Lesung des Wortes Gottes

Halleluja, halleluja, halleluja.

Das ist das Evangelium der Armen,
die Befreiung der Gefangenen,
das Augenlicht der Blinden,
die Freiheit der Unterdrückten.

Halleluja, halleluja, halleluja.

Der zweite Brief an die Thessalonicher 1,1-5.11-12

Paulus, Silvanus und Timotheus an die Gemeinde von Thessalonich, die in Gott, unserem Vater, und in Jesus Christus, dem Herrn, ist: Gnade sei mit euch und Friede von Gott, dem Vater, und dem Herrn Jesus Christus. Wir müssen Gott euretwegen immer danken, Brüder, wie es recht ist, denn euer Glaube wächst, und die gegenseitige Liebe nimmt bei euch allen zu. Wir können in den Gemeinden Gottes mit Stolz auf euch hinweisen, weil ihr im Glauben standhaft bleibt bei aller Verfolgung und Bedrängnis, die ihr zu ertragen habt. Dies ist ein Anzeichen des gerechten Gerichtes Gottes; ihr sollt ja des Reiches Gottes teilhaftig werden, für das ihr leidet. Darum beten wir auch immer für euch, daß unser Gott euch eurer Berufung würdig mache und in seiner Macht allen Willen zum Guten und jedes Werk des Glaubens vollende.
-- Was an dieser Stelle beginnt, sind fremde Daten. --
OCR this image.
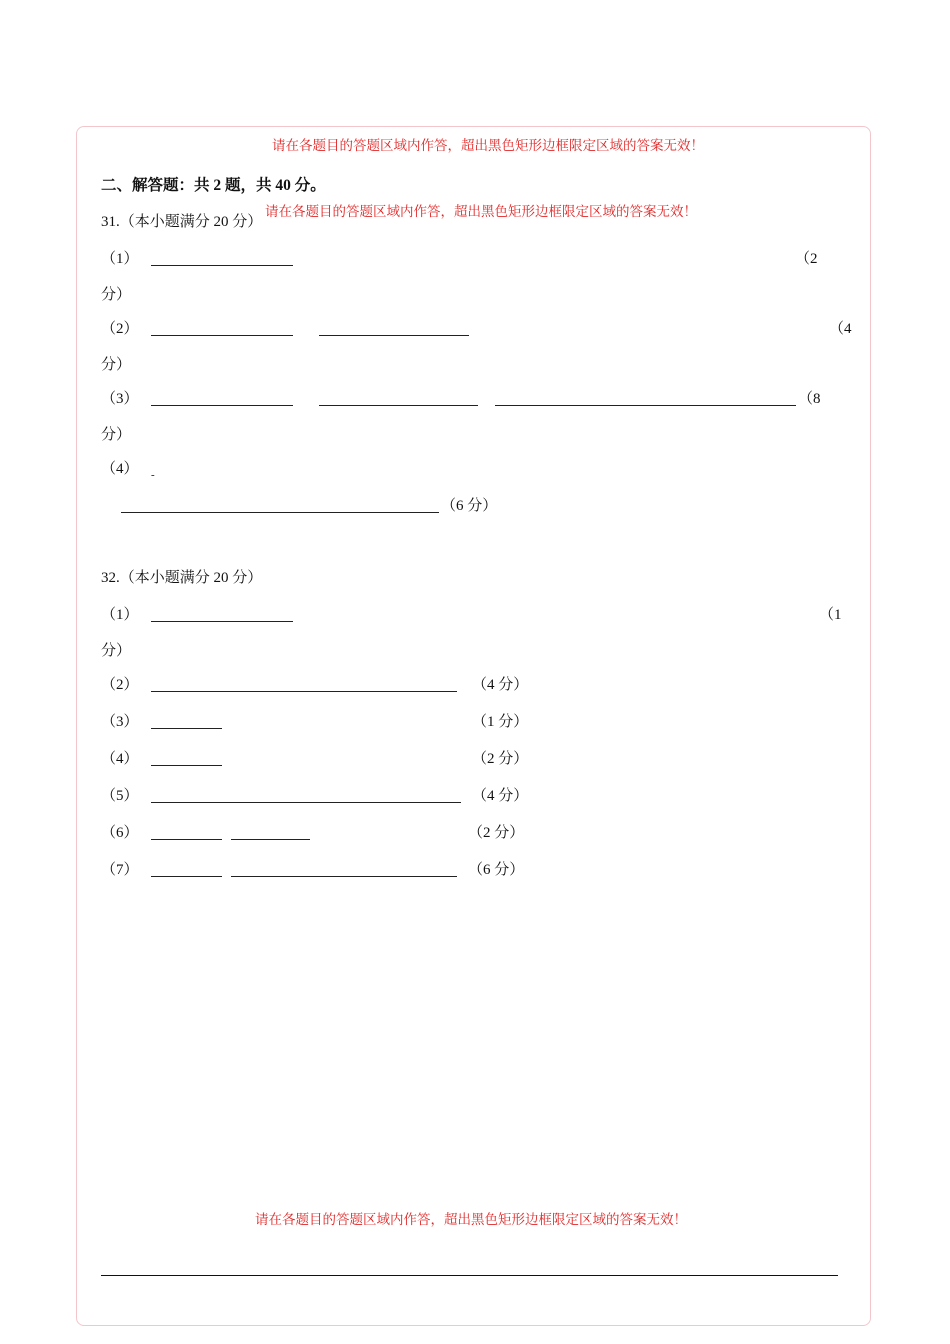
请在各题目的答题区域内作答，超出黑色矩形边框限定区域的答案无效！
请在各题目的答题区域内作答，超出黑色矩形边框限定区域的答案无效！
请在各题目的答题区域内作答，超出黑色矩形边框限定区域的答案无效！
二、解答题：共 2 题，共 40 分。
31.（本小题满分 20 分）
（1）	（2
分）
（2）	（4
分）
（3）	（8
分）
（4） -
（6 分）
32.（本小题满分 20 分）
（1）	（1
分）
（2）	（4 分）
（3）	（1 分）
（4）	（2 分）
（5）	（4 分）
（6）	（2 分）
（7）	（6 分）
So soll der Name Jesu, unseres Herrn, in euch verherrlicht werden und ihr in ihm, durch die Gnade unseres Gottes und Herrn Jesus Christus.

 

Halleluja, halleluja, halleluja.

Der Menschensohn
ist gekommen, um zu dienen,
wer groß sein will,
mache sich zum Diener aller.

Halleluja, halleluja, halleluja.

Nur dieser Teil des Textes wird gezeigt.